Kelp forests are important coastal ecosystems that store carbon, provide habitat, and protect shorelines. In California, giant kelp (Macrocystis pyrifera) populations have declined over the past decade, and understanding how spores move and settle is important for restoration planning. This project examines the physical transport mechanisms of water movement inside and around a kelp forest and how they impact residence time and transport pathways of spores, represented by a dye tracer.  Three Rhodamine-WT dye releases, each diluted to  ~21% concentration and deployed 1 meter above the bottom, were conducted inside the Arroyo Quemado giant kelp forest in Santa Barbara, California. To investigate canopy-to-open water gradients inside and outside the kelp forest, an RBR Concerto CTD-fluorometer was used for vertical casts to measure pressure, temperature, salinity, and dye concentrations.   The results from these casts show that dye residence times were notably longer within the kelp forest in comparison to adjacent open waters, as well as a prominent retention zone along the southern edge of the forest. These findings indicate that localized flow patterns and canopy structure can create spatially heterogeneous retention zones, potentially enhancing spore settlement. This work provides insight into kelp forest transport dynamics and can inform site selection and design for future restoration projects.     


Presentation 5
CLAIRE S. VEGA, Minju Cha, and David Jassby
Optimizing the Operating Conditions for Nickel-Selective Ion-Exchange Membrane in Electrodialysis

As nickel demand rapidly increases due to its integral role in the development of electric vehicles and steel production, conventional nickel reserves are depleting on a global scale. Laterite ores are a promising alternative source; however, the leachates they produce are concentrated in magnesium (II) ions and deficient in nickel (II) ions, making the separation of ions with similar size and charge both difficult and rarely addressed in previous literature.
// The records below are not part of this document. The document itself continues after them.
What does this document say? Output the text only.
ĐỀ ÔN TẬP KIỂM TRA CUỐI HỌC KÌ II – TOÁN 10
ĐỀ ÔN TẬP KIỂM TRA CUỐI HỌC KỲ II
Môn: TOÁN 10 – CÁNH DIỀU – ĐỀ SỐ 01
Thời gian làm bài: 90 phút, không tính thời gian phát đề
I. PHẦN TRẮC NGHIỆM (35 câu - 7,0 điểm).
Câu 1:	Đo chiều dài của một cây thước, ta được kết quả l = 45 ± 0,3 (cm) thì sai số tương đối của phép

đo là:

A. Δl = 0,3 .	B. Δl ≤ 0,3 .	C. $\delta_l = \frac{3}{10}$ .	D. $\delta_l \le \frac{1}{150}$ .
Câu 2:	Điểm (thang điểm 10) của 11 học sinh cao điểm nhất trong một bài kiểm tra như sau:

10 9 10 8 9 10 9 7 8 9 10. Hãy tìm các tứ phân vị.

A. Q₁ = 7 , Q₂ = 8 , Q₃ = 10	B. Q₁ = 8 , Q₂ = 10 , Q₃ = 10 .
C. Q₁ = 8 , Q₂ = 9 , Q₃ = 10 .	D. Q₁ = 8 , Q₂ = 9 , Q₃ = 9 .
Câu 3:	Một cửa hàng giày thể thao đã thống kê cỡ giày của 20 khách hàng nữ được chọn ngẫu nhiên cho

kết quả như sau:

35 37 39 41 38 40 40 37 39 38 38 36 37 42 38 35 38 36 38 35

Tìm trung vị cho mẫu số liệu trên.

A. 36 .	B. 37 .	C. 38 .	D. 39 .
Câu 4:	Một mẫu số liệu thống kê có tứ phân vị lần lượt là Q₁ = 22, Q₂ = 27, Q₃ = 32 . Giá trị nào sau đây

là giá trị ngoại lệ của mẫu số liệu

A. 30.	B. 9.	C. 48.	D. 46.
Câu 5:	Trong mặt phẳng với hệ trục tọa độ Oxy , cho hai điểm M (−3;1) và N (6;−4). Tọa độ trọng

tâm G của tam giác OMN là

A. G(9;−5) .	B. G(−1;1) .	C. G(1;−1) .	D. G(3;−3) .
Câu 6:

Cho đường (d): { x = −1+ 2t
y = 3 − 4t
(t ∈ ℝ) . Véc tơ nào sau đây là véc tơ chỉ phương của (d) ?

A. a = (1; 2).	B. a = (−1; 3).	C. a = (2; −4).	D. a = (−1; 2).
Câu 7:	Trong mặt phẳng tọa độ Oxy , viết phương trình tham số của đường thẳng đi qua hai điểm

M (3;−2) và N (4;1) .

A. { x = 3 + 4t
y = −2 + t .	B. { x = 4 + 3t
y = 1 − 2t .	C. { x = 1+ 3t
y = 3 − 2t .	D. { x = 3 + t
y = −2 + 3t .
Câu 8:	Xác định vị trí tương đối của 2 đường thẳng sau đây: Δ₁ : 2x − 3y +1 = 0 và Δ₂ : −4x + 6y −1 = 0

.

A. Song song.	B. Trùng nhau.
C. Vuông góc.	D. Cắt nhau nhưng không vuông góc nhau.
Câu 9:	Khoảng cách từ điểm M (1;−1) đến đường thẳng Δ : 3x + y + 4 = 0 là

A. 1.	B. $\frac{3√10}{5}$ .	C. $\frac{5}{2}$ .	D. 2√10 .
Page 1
In this project, we developed a modified anion-exchange membrane with embedded Chevrel particles, which preferentially bind with transition metals over alkaline earth metals to enable nickel-selective transport through membrane intercalation. The modified membrane's selectivity was evaluated within an electrodialysis (ED) system positioned between a cation- and an anion-exchange membrane under an applied electric field. Key performance parameters, including three different feed compositions which are nickel-rich, equimolar, and magnesium-rich; limiting current densities from 0.1 to 0.5 A/m^2; and acidic and neutral pH conditions, were tested to identify optimal operating conditions for selective nickel transport. It was found that operating the ED system at a current density of 0.2 A/m^2 and using a nickel-enriched feed solution yielded maximum nickel transport, while pH had little influence. These findings provide a foundation for a more targeted and efficient industrial-scale electrodialysis separation of nickel and magnesium from laterite ore leachates, while introducing Chevrel particles as a new ion-selective medium that enables future work in the selective recovery of other critical metals from industrial streams.